Emerge alors en quelques semaines ce que l’anthropologue décrit comme un « mouvement social féminin du XXIe siècle, qui sait user des outils technologiques de l’époque pour faire apparaître un point de vue non pris en compte à la mesure de sa réalité massive et tragique ».

        Lire aussi :
         

                Comment l’affaire du hashtag #balancetonporc est née



Les chiffres sont vertigineux : en trois mois, ce sont trois millions de tweets #MeToo qui sont recensés par Twitter. Chaque semaine, d’octobre à janvier, plus de 38 000 font référence au harcèlement sexuel. En un an, #BalanceTonPorc comptabilise 930 000 tweets ; #MeToo, 17,2 millions. Tant sur le nombre que la portée et l’engagement sur les réseaux sociaux, la viralité de #MeToo se démarque, à en croire les universitaires américains du projet Peoria (Public Echoes Of Rhetoric In America, un programme d’étude des messages électoraux et de leur impact sur les électeurs américains).
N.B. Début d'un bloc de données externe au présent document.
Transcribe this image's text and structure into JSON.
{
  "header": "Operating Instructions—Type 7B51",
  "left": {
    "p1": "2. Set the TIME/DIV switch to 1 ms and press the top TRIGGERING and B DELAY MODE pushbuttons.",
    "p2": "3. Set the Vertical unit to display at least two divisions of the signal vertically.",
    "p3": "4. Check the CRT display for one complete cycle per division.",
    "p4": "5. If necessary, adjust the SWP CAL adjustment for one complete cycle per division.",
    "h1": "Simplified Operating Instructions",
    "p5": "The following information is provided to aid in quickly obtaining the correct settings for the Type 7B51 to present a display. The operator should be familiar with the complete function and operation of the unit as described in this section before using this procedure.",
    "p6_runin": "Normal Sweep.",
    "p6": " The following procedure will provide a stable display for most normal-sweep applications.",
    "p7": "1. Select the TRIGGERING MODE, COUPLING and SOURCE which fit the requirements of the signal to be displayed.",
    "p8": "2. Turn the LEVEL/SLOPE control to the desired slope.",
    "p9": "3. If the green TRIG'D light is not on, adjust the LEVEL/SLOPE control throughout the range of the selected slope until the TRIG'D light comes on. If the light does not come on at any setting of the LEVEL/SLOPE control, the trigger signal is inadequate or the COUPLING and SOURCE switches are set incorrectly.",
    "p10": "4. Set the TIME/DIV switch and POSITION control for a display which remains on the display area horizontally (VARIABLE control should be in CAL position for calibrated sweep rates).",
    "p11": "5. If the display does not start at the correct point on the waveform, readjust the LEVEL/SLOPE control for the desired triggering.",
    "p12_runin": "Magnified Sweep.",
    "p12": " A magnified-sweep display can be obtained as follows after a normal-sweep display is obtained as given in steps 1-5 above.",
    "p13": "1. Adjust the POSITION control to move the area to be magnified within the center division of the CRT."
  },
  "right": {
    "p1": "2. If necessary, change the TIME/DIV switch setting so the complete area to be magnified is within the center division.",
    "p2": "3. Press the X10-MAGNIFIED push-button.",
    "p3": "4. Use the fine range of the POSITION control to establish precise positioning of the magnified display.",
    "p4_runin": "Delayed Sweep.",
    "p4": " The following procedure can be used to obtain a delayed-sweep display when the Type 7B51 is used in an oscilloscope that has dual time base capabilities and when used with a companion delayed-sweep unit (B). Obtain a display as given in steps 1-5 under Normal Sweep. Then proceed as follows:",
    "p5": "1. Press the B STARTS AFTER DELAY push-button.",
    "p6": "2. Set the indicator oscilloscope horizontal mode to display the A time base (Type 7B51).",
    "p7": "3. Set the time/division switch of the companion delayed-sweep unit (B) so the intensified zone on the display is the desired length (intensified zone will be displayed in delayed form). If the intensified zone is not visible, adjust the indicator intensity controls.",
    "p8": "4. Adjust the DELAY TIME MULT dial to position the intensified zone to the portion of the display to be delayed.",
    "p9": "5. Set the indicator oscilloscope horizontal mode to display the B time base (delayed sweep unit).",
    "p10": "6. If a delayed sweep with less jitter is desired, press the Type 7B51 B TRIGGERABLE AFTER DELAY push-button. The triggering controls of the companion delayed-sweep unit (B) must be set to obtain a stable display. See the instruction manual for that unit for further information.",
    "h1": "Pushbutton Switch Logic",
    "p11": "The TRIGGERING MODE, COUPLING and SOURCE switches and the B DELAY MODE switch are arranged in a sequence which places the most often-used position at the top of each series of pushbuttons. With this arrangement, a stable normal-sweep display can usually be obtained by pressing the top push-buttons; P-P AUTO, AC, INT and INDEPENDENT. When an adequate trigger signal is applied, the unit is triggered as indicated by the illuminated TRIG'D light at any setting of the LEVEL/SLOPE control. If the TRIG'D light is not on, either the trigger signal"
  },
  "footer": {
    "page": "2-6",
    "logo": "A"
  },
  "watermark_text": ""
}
Jusqu’en janvier, ces chercheurs de l’université George Washington ont étudié, en collaboration avec l’entreprise d’analyse des réseaux sociaux Crimson Hexagon, des douzaines de hashtags reliés au harcèlement sexuel, et ont remonté des millions de tweets datant depuis 2010 pour tenter de comprendre comment #MeToo était passé d’un phénomène viral à mouvement social à part entière.
« #MeToo s’inscrit dans la durée »
« Dans une année surchargée d’informations, #MeToo s’inscrit dans la durée et comme un véritable mouvement sur les réseaux sociaux », assurait au Washington Post le professeur Michael Cohen, du projet Peoria, par opposition aux phénomènes viraux, aux discussions fugaces qui croissent et s’étiolent chaque jour sur ces plates-formes.
Pour #MeToo, le fait que les victimes soient bien plus célèbres auprès du grand public que les accusés a joué un rôle indéniable dans sa propulsion, selon les analystes du projet Peoria. Parmi elles, les actrices Alyssa Milano, Ashley Judd, Asia Argento, Rose McGowan ou Gwyneth Paltrow, la chanteuse Björk, mais aussi la gymnaste McKayla Maroney…, des femmes célèbres, puissantes et influentes ont pris part à la conversation, elles ont partagé leur propre histoire.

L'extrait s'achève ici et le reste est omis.